The day was perfect … warm and sunny with a light breeze as we sat under colorful umbrellas at rough wooden picnic tables. The salt in the air was heaven to our senses. We miss Nine of Cups at the moment and this was a palpable reminder of her. We watched as lobster boats worked their way to the wharf below, unloading their catch. The crew of Dog & I especially caught my attention. My, my, my … toting those lobster traps and crates definitely keeps some lobstermen in fine trim.

dog and i crew

The schooner, Thomas E. Lannon, filled with tourists for a harbor cruise, slid out of her berth and past the historic Cape Pond Ice House.

thomas e lannon schooner

Sea gulls soared overhead and cried as they passed. Some followed the lobster and fishing boats in and out of the harbor; others were content with tourist leftovers and discards ashore. When we finished, there was very little remaining for the hungry gulls.

lobster is all gone

We drove a bit further along the coast for awhile then headed inland towards Ipswich and Rowley.
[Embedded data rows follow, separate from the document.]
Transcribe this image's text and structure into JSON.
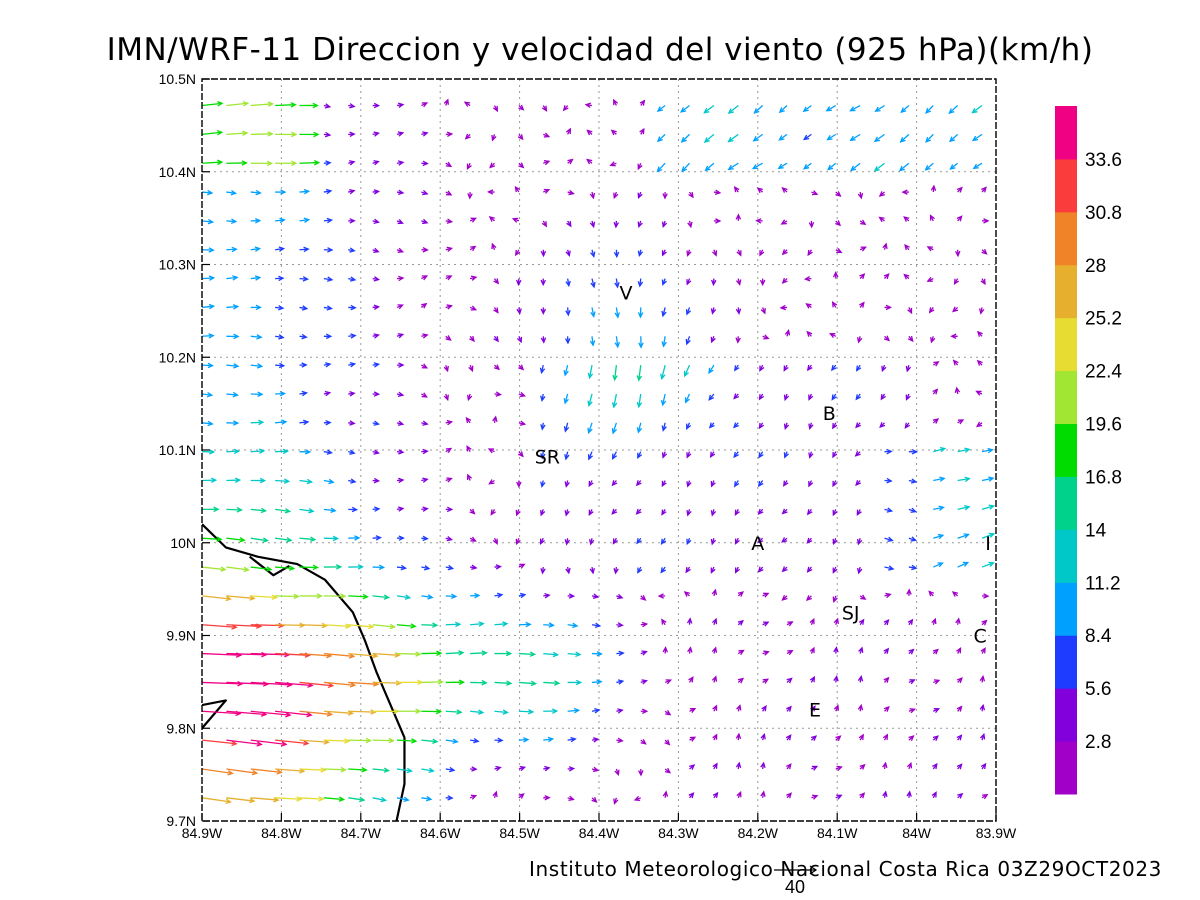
{
  "chart_data": {
    "type": "vector_field",
    "title": "IMN/WRF-11 Direccion y velocidad del viento (925 hPa)(km/h)",
    "footer": "Instituto Meteorologico Nacional Costa Rica 03Z29OCT2023",
    "reference_vector": {
      "label": "40",
      "magnitude_kmh": 40
    },
    "xlim": [
      -84.9,
      -83.9
    ],
    "ylim": [
      9.7,
      10.5
    ],
    "x_ticks": [
      {
        "value": -84.9,
        "label": "84.9W"
      },
      {
        "value": -84.8,
        "label": "84.8W"
      },
      {
        "value": -84.7,
        "label": "84.7W"
      },
      {
        "value": -84.6,
        "label": "84.6W"
      },
      {
        "value": -84.5,
        "label": "84.5W"
      },
      {
        "value": -84.4,
        "label": "84.4W"
      },
      {
        "value": -84.3,
        "label": "84.3W"
      },
      {
        "value": -84.2,
        "label": "84.2W"
      },
      {
        "value": -84.1,
        "label": "84.1W"
      },
      {
        "value": -84.0,
        "label": "84W"
      },
      {
        "value": -83.9,
        "label": "83.9W"
      }
    ],
    "y_ticks": [
      {
        "value": 9.7,
        "label": "9.7N"
      },
      {
        "value": 9.8,
        "label": "9.8N"
      },
      {
        "value": 9.9,
        "label": "9.9N"
      },
      {
        "value": 10.0,
        "label": "10N"
      },
      {
        "value": 10.1,
        "label": "10.1N"
      },
      {
        "value": 10.2,
        "label": "10.2N"
      },
      {
        "value": 10.3,
        "label": "10.3N"
      },
      {
        "value": 10.4,
        "label": "10.4N"
      },
      {
        "value": 10.5,
        "label": "10.5N"
      }
    ],
    "grid": true,
    "colorbar": {
      "position": "right",
      "bins": [
        {
          "color": "#a000c8"
        },
        {
          "color": "#8200dc"
        },
        {
          "color": "#1e3cff"
        },
        {
          "color": "#00a0ff"
        },
        {
          "color": "#00c8c8"
        },
        {
          "color": "#00d28c"
        },
        {
          "color": "#00dc00"
        },
        {
          "color": "#a0e632"
        },
        {
          "color": "#e6dc32"
        },
        {
          "color": "#e6af2d"
        },
        {
          "color": "#f08228"
        },
        {
          "color": "#fa3c3c"
        },
        {
          "color": "#f00082"
        }
      ],
      "tick_labels": [
        "2.8",
        "5.6",
        "8.4",
        "11.2",
        "14",
        "16.8",
        "19.6",
        "22.4",
        "25.2",
        "28",
        "30.8",
        "33.6"
      ]
    },
    "stations": [
      {
        "label": "V",
        "lon": -84.366,
        "lat": 10.27
      },
      {
        "label": "SR",
        "lon": -84.465,
        "lat": 10.093
      },
      {
        "label": "B",
        "lon": -84.11,
        "lat": 10.14
      },
      {
        "label": "A",
        "lon": -84.2,
        "lat": 10.0
      },
      {
        "label": "SJ",
        "lon": -84.083,
        "lat": 9.925
      },
      {
        "label": "C",
        "lon": -83.92,
        "lat": 9.9
      },
      {
        "label": "E",
        "lon": -84.128,
        "lat": 9.82
      },
      {
        "label": "I",
        "lon": -83.91,
        "lat": 10.0
      }
    ],
    "coastline": [
      [
        [
          -84.9,
          10.02
        ],
        [
          -84.87,
          9.995
        ],
        [
          -84.83,
          9.985
        ],
        [
          -84.78,
          9.977
        ],
        [
          -84.745,
          9.96
        ],
        [
          -84.71,
          9.925
        ],
        [
          -84.695,
          9.895
        ],
        [
          -84.68,
          9.86
        ],
        [
          -84.66,
          9.82
        ],
        [
          -84.645,
          9.79
        ],
        [
          -84.645,
          9.74
        ],
        [
          -84.655,
          9.7
        ]
      ],
      [
        [
          -84.9,
          9.8
        ],
        [
          -84.87,
          9.83
        ],
        [
          -84.9,
          9.825
        ]
      ]
    ],
    "coastline_spur": [
      [
        -84.79,
        9.975
      ],
      [
        -84.81,
        9.965
      ],
      [
        -84.84,
        9.985
      ]
    ]
  }
}
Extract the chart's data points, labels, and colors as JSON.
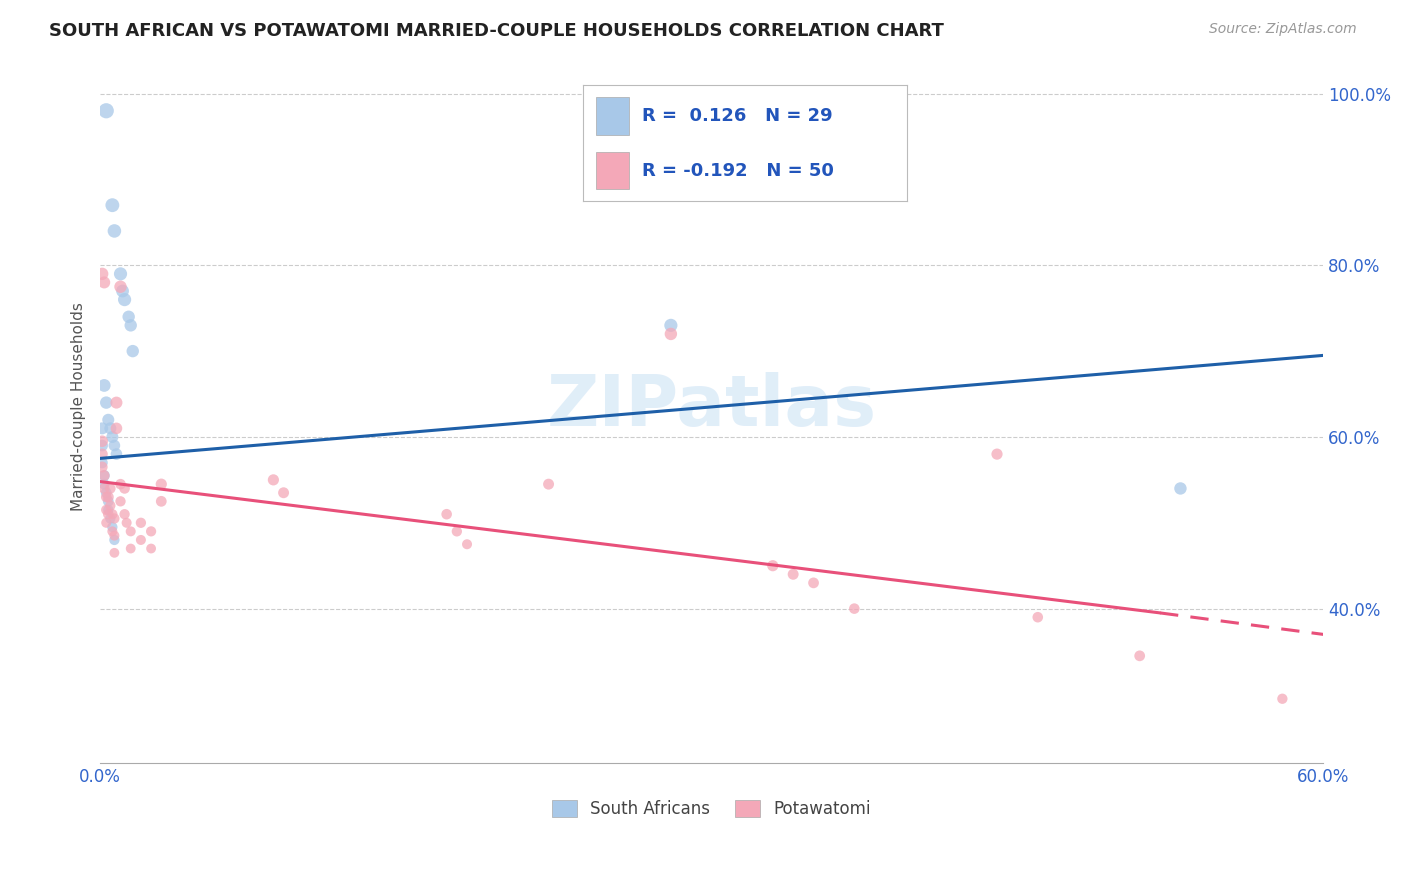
{
  "title": "SOUTH AFRICAN VS POTAWATOMI MARRIED-COUPLE HOUSEHOLDS CORRELATION CHART",
  "source": "Source: ZipAtlas.com",
  "ylabel": "Married-couple Households",
  "xlim": [
    0.0,
    0.6
  ],
  "ylim": [
    0.22,
    1.05
  ],
  "x_ticks": [
    0.0,
    0.1,
    0.2,
    0.3,
    0.4,
    0.5,
    0.6
  ],
  "x_tick_labels": [
    "0.0%",
    "",
    "",
    "",
    "",
    "",
    "60.0%"
  ],
  "y_ticks": [
    0.4,
    0.6,
    0.8,
    1.0
  ],
  "y_tick_labels": [
    "40.0%",
    "60.0%",
    "80.0%",
    "100.0%"
  ],
  "blue_color": "#A8C8E8",
  "pink_color": "#F4A8B8",
  "blue_line_color": "#1E5FA8",
  "pink_line_color": "#E8507A",
  "legend_blue_R": "0.126",
  "legend_blue_N": "29",
  "legend_pink_R": "-0.192",
  "legend_pink_N": "50",
  "legend_label_sa": "South Africans",
  "legend_label_pot": "Potawatomi",
  "watermark": "ZIPatlas",
  "background_color": "#ffffff",
  "blue_points": [
    [
      0.003,
      0.98
    ],
    [
      0.006,
      0.87
    ],
    [
      0.007,
      0.84
    ],
    [
      0.01,
      0.79
    ],
    [
      0.011,
      0.77
    ],
    [
      0.012,
      0.76
    ],
    [
      0.014,
      0.74
    ],
    [
      0.015,
      0.73
    ],
    [
      0.016,
      0.7
    ],
    [
      0.002,
      0.66
    ],
    [
      0.003,
      0.64
    ],
    [
      0.004,
      0.62
    ],
    [
      0.005,
      0.61
    ],
    [
      0.006,
      0.6
    ],
    [
      0.007,
      0.59
    ],
    [
      0.008,
      0.58
    ],
    [
      0.001,
      0.61
    ],
    [
      0.001,
      0.59
    ],
    [
      0.001,
      0.57
    ],
    [
      0.002,
      0.555
    ],
    [
      0.002,
      0.545
    ],
    [
      0.003,
      0.535
    ],
    [
      0.004,
      0.525
    ],
    [
      0.004,
      0.515
    ],
    [
      0.005,
      0.505
    ],
    [
      0.006,
      0.495
    ],
    [
      0.007,
      0.48
    ],
    [
      0.28,
      0.73
    ],
    [
      0.53,
      0.54
    ]
  ],
  "pink_points": [
    [
      0.001,
      0.79
    ],
    [
      0.002,
      0.78
    ],
    [
      0.01,
      0.775
    ],
    [
      0.008,
      0.64
    ],
    [
      0.008,
      0.61
    ],
    [
      0.001,
      0.595
    ],
    [
      0.001,
      0.58
    ],
    [
      0.001,
      0.565
    ],
    [
      0.002,
      0.555
    ],
    [
      0.002,
      0.54
    ],
    [
      0.003,
      0.53
    ],
    [
      0.003,
      0.515
    ],
    [
      0.003,
      0.5
    ],
    [
      0.004,
      0.53
    ],
    [
      0.004,
      0.51
    ],
    [
      0.005,
      0.54
    ],
    [
      0.005,
      0.52
    ],
    [
      0.006,
      0.51
    ],
    [
      0.006,
      0.49
    ],
    [
      0.007,
      0.505
    ],
    [
      0.007,
      0.485
    ],
    [
      0.007,
      0.465
    ],
    [
      0.01,
      0.545
    ],
    [
      0.01,
      0.525
    ],
    [
      0.012,
      0.54
    ],
    [
      0.012,
      0.51
    ],
    [
      0.013,
      0.5
    ],
    [
      0.015,
      0.49
    ],
    [
      0.015,
      0.47
    ],
    [
      0.02,
      0.5
    ],
    [
      0.02,
      0.48
    ],
    [
      0.025,
      0.49
    ],
    [
      0.025,
      0.47
    ],
    [
      0.03,
      0.545
    ],
    [
      0.03,
      0.525
    ],
    [
      0.085,
      0.55
    ],
    [
      0.09,
      0.535
    ],
    [
      0.17,
      0.51
    ],
    [
      0.175,
      0.49
    ],
    [
      0.18,
      0.475
    ],
    [
      0.22,
      0.545
    ],
    [
      0.28,
      0.72
    ],
    [
      0.33,
      0.45
    ],
    [
      0.34,
      0.44
    ],
    [
      0.35,
      0.43
    ],
    [
      0.37,
      0.4
    ],
    [
      0.44,
      0.58
    ],
    [
      0.46,
      0.39
    ],
    [
      0.51,
      0.345
    ],
    [
      0.58,
      0.295
    ]
  ],
  "blue_sizes": [
    120,
    100,
    95,
    90,
    85,
    90,
    80,
    80,
    80,
    85,
    80,
    75,
    75,
    75,
    70,
    70,
    75,
    70,
    65,
    65,
    60,
    60,
    60,
    55,
    55,
    55,
    55,
    90,
    80
  ],
  "pink_sizes": [
    80,
    75,
    80,
    75,
    70,
    70,
    65,
    62,
    60,
    60,
    58,
    55,
    52,
    62,
    58,
    58,
    55,
    55,
    52,
    55,
    52,
    50,
    58,
    55,
    58,
    55,
    52,
    52,
    50,
    55,
    52,
    54,
    50,
    65,
    60,
    65,
    62,
    58,
    55,
    52,
    62,
    80,
    65,
    62,
    60,
    58,
    65,
    58,
    60,
    55
  ]
}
We figured we'd end the day in fine form by stopping at the 1940s Agawam Diner for pie. Just listening to the waitress recite the list of freshly baked pies had us mesmerized … apple, cherry, pecan, blueberry, coconut cream, lemon meringue, peach, chocolate cream, pumpkin, custard, blackberry. We'd died and gone to pie heaven.

pies and coffee

Sated to capacity, we waddled back to the car, battled 2/-1/2 hours of North Shore traffic and arrived just a few minutes late to pick up Lin at work. (Oops!) It was David's birthday and the tardiness was forgiven. No, we didn't need to eat dinner … just in case you wondered … but we did slosh down a bit more wine before playing a rousing game of partners Pitch with Lin and Matt.

All in all … a fine way to celebrate another birth year past and another year beginning.